If those allegations were true, why did the provost reappoint Saloner to another five-year term?
The university claims that it “took a number of steps” in response to the “Group of 46” letter, including inviting members of the group “to submit fuller details of their individual situations and experiences,” says Stanford spokesman Brad Hayward. “The University then initiated an outside review of those cases. The review did not find age or gender discrimination.” The issues raised in the letter “arose largely out of a restructuring of the GSB’s centers,” Hayward says. “The review did identify some areas where the school could make improvements, and those findings were communicated back to the school, which has been following up on them.”
Etchemendy says he had surveyed staff in November 2013 before deciding to give Saloner another term, and found only two faculty members beside Phills who expressed unfavorable views on Saloner. “One was pretty negative and, and one said it was time to move on,” Etchemendy says in the deposition. After receiving the letter, Etchemendy met with representatives from the 46 signatories, he says. However, during Etchemendy’s deposition, a lawyer for Saloner and Stanford prevented him from answering any questions about what Etchemendy had discussed with the signatories’ representatives beyond Phills, and Etchemendy said they hadn’t talked about Phills. Etchemendy says in his deposition that he shared the letter with Stanford president John Hennessy, but the lawyer stopped Etchemendy from answering when Etchemendy was asked if Hennessy gave any instructions or guidance in the matter.
Asked whether he had followed up on allegations that Saloner exercised bad judgment, Etchemendy said, “This is an allegation of poor judgment because he has entered into a relationship with a faculty member who is separated from her husband, and I think that that’s, that’s their, their judgment . . . What would there be to investigate?”

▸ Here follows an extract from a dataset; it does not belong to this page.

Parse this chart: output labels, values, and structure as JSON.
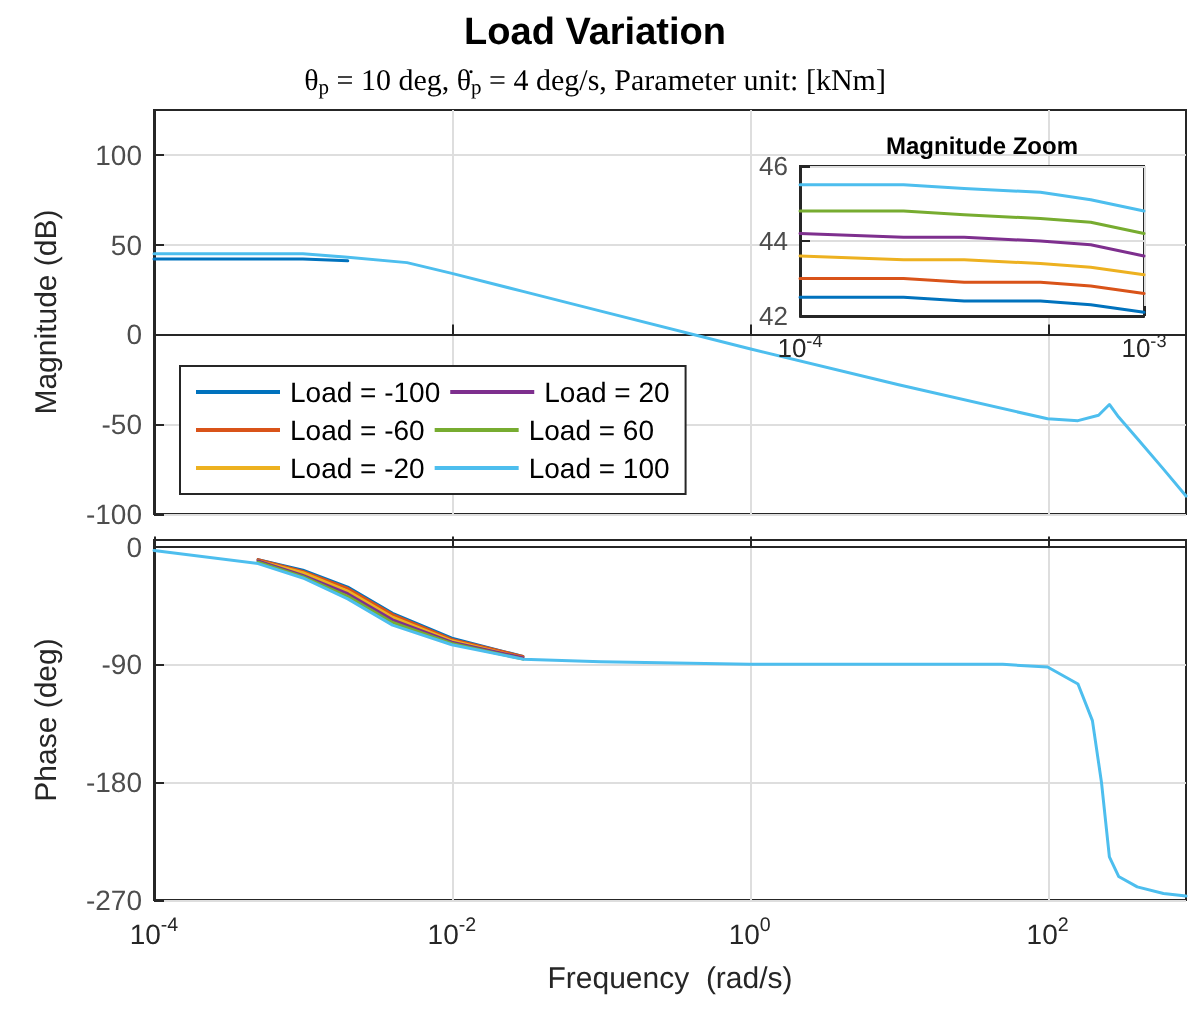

Your story also brought up issues about the student culture at Stanford. How it that related to these other allegations?
Two years ago, one of Stanford’s most prominent veteran professors published an essay slamming the shallow, hedonistic culture of “booze, cars and houses” at top business schools. He devoted a quarter of his critique to the annual overnight FOAM trip to Vegas (which stands for Friends of Arjay Miller) tradition as the starting point for the corruption of the culture at the school.

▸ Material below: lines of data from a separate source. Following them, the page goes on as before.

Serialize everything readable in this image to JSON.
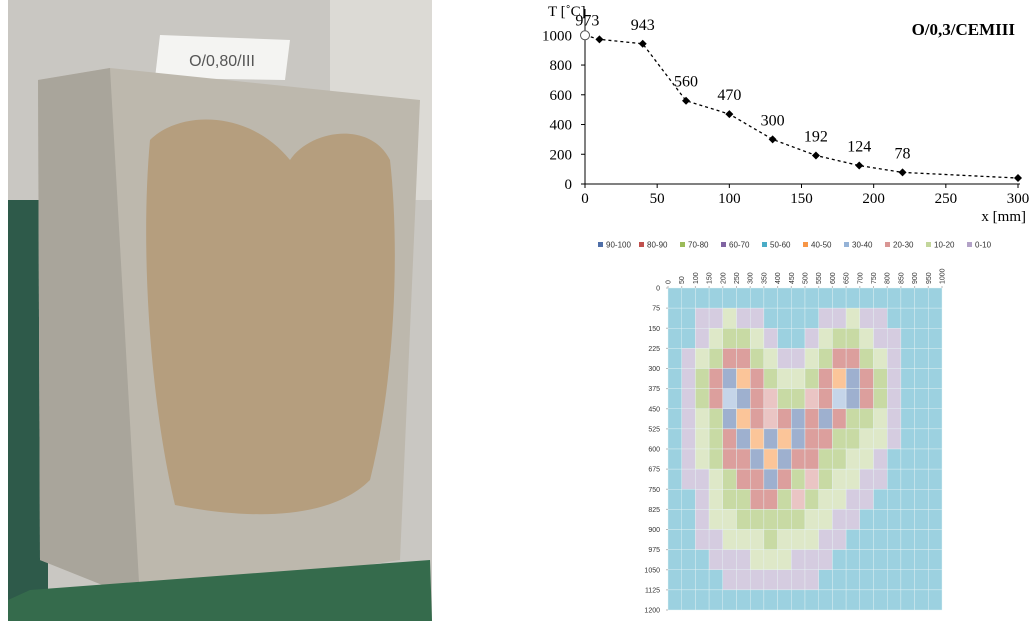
{
  "photo": {
    "label": "O/0,80/III"
  },
  "chart_data": [
    {
      "type": "line",
      "title": "O/0,3/CEMIII",
      "x_label": "x [mm]",
      "y_label": "T [˚C]",
      "x": [
        0,
        10,
        40,
        70,
        100,
        130,
        160,
        190,
        220,
        300
      ],
      "series": [
        {
          "color": "#000000",
          "values": [
            1000,
            973,
            943,
            560,
            470,
            300,
            192,
            124,
            78,
            40
          ],
          "value_labels": [
            null,
            "973",
            "943",
            "560",
            "470",
            "300",
            "192",
            "124",
            "78",
            null
          ]
        }
      ],
      "xlim": [
        0,
        300
      ],
      "xticks": [
        0,
        50,
        100,
        150,
        200,
        250,
        300
      ],
      "ylim": [
        0,
        1150
      ],
      "yticks": [
        0,
        200,
        400,
        600,
        800,
        1000
      ]
    },
    {
      "type": "heatmap",
      "series": [
        {
          "name": "90-100",
          "color": "#4f6fa8"
        },
        {
          "name": "80-90",
          "color": "#c0504d"
        },
        {
          "name": "70-80",
          "color": "#9bbb59"
        },
        {
          "name": "60-70",
          "color": "#8064a2"
        },
        {
          "name": "50-60",
          "color": "#4bacc6"
        },
        {
          "name": "40-50",
          "color": "#f79646"
        },
        {
          "name": "30-40",
          "color": "#95b3d7"
        },
        {
          "name": "20-30",
          "color": "#d99694"
        },
        {
          "name": "10-20",
          "color": "#c3d69b"
        },
        {
          "name": "0-10",
          "color": "#b3a2c7"
        }
      ],
      "xlim": [
        0,
        1000
      ],
      "xticks": [
        0,
        50,
        100,
        150,
        200,
        250,
        300,
        350,
        400,
        450,
        500,
        550,
        600,
        650,
        700,
        750,
        800,
        850,
        900,
        950,
        1000
      ],
      "ylim": [
        0,
        1200
      ],
      "y_reversed": true,
      "yticks": [
        0,
        75,
        150,
        225,
        300,
        375,
        450,
        525,
        600,
        675,
        750,
        825,
        900,
        975,
        1050,
        1125,
        1200
      ],
      "z": [
        [
          55,
          55,
          55,
          55,
          55,
          55,
          55,
          55,
          55,
          55,
          55,
          55,
          55,
          55,
          55,
          55,
          55,
          55,
          55,
          55
        ],
        [
          55,
          55,
          5,
          5,
          15,
          5,
          5,
          55,
          55,
          55,
          55,
          5,
          5,
          15,
          5,
          5,
          55,
          55,
          55,
          55
        ],
        [
          55,
          55,
          5,
          15,
          75,
          75,
          15,
          5,
          55,
          55,
          5,
          15,
          75,
          75,
          15,
          5,
          5,
          55,
          55,
          55
        ],
        [
          55,
          5,
          15,
          75,
          85,
          85,
          75,
          15,
          5,
          5,
          15,
          75,
          85,
          85,
          75,
          15,
          5,
          55,
          55,
          55
        ],
        [
          55,
          5,
          75,
          85,
          95,
          45,
          85,
          75,
          15,
          15,
          75,
          85,
          45,
          95,
          85,
          75,
          5,
          55,
          55,
          55
        ],
        [
          55,
          5,
          75,
          85,
          35,
          95,
          85,
          25,
          75,
          75,
          25,
          85,
          35,
          95,
          85,
          75,
          5,
          55,
          55,
          55
        ],
        [
          55,
          5,
          15,
          75,
          95,
          45,
          85,
          25,
          85,
          95,
          85,
          95,
          85,
          75,
          75,
          15,
          5,
          55,
          55,
          55
        ],
        [
          55,
          5,
          15,
          75,
          85,
          95,
          45,
          95,
          45,
          95,
          85,
          85,
          75,
          75,
          15,
          15,
          5,
          55,
          55,
          55
        ],
        [
          55,
          5,
          15,
          75,
          85,
          85,
          95,
          45,
          95,
          85,
          85,
          75,
          75,
          15,
          15,
          5,
          55,
          55,
          55,
          55
        ],
        [
          55,
          5,
          5,
          15,
          75,
          85,
          85,
          95,
          85,
          75,
          25,
          75,
          15,
          15,
          5,
          5,
          55,
          55,
          55,
          55
        ],
        [
          55,
          55,
          5,
          15,
          75,
          75,
          85,
          85,
          75,
          25,
          75,
          15,
          15,
          5,
          5,
          55,
          55,
          55,
          55,
          55
        ],
        [
          55,
          55,
          5,
          15,
          15,
          75,
          75,
          75,
          75,
          75,
          15,
          15,
          5,
          5,
          55,
          55,
          55,
          55,
          55,
          55
        ],
        [
          55,
          55,
          5,
          5,
          15,
          15,
          15,
          75,
          15,
          15,
          15,
          5,
          5,
          55,
          55,
          55,
          55,
          55,
          55,
          55
        ],
        [
          55,
          55,
          55,
          5,
          5,
          5,
          15,
          15,
          15,
          5,
          5,
          5,
          55,
          55,
          55,
          55,
          55,
          55,
          55,
          55
        ],
        [
          55,
          55,
          55,
          55,
          5,
          5,
          5,
          5,
          5,
          5,
          5,
          55,
          55,
          55,
          55,
          55,
          55,
          55,
          55,
          55
        ],
        [
          55,
          55,
          55,
          55,
          55,
          55,
          55,
          55,
          55,
          55,
          55,
          55,
          55,
          55,
          55,
          55,
          55,
          55,
          55,
          55
        ]
      ]
    }
  ]
}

“Business school,” wrote Jeffrey Pfeffer, “has become way more about the parties than about the course work. What happened to the classes, to academic performance, to learning something? If and when business schools become more like many of their professional school brethren—where status comes primarily from academic/professional accomplishment, not from who can hold the most liquor or put on the best show . . . the culture will change for the better—from booze, cars, and houses to ideas.”

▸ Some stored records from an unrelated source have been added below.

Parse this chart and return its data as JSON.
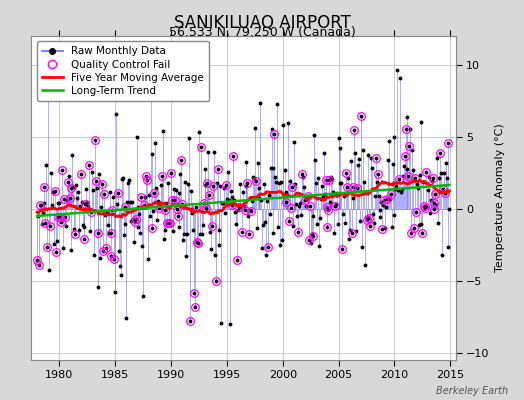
{
  "title": "SANIKILUAQ AIRPORT",
  "subtitle": "56.533 N, 79.250 W (Canada)",
  "ylabel": "Temperature Anomaly (°C)",
  "credit": "Berkeley Earth",
  "xlim": [
    1977.5,
    2015.5
  ],
  "ylim": [
    -10.5,
    12
  ],
  "yticks": [
    -10,
    -5,
    0,
    5,
    10
  ],
  "xticks": [
    1980,
    1985,
    1990,
    1995,
    2000,
    2005,
    2010,
    2015
  ],
  "line_color": "#6666ff",
  "marker_color": "#000000",
  "qc_color": "#ff00ff",
  "moving_avg_color": "#ff0000",
  "trend_color": "#00bb00",
  "plot_bg_color": "#ffffff",
  "fig_bg_color": "#d8d8d8",
  "title_fontsize": 12,
  "subtitle_fontsize": 9,
  "label_fontsize": 8,
  "tick_fontsize": 8
}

Many people believe that the dean came in hoping to dampen down the excessive partying at the school, but faculty say he caved on that, not wanting to incur the wrath of the students whose opinions factor into the rankings. If anything, the school rolled back a change to make the MBA program more rigorous by requiring a higher percentage of mandatory courses. When students complained, Saloner “caved” in the words of one faculty member. The new heavier requirement, among others, had been put in place partly because an earlier survey of students by the school found that its MBA candidates felt that their graduate level courses at Stanford were not as intellectually rigorous as their undergraduate experience.
Under Saloner’s leadership of the school, one MBA student has been charged with vehicular manslaughter for killing the driver of another car in an accident in which the MBA was allegedly driving in the wrong direction on Route 101 under the influence of alcohol. Two MBA students who went on the FOAM Vegas trip had a threesome with a prostitute in their Bellagio suite, according to police records. Later, the female MBA accused her boyfriend of sexual assault in the business school dormitory. Though the district attorney did not pursue the case, Saloner allowed the male student to continue attending class while his alleged victim remained on campus. The male student was suspended after the university found the male student was responsible for committing violence against the female student, leaving her with small bruises, and broken capillaries on both sides of her neck.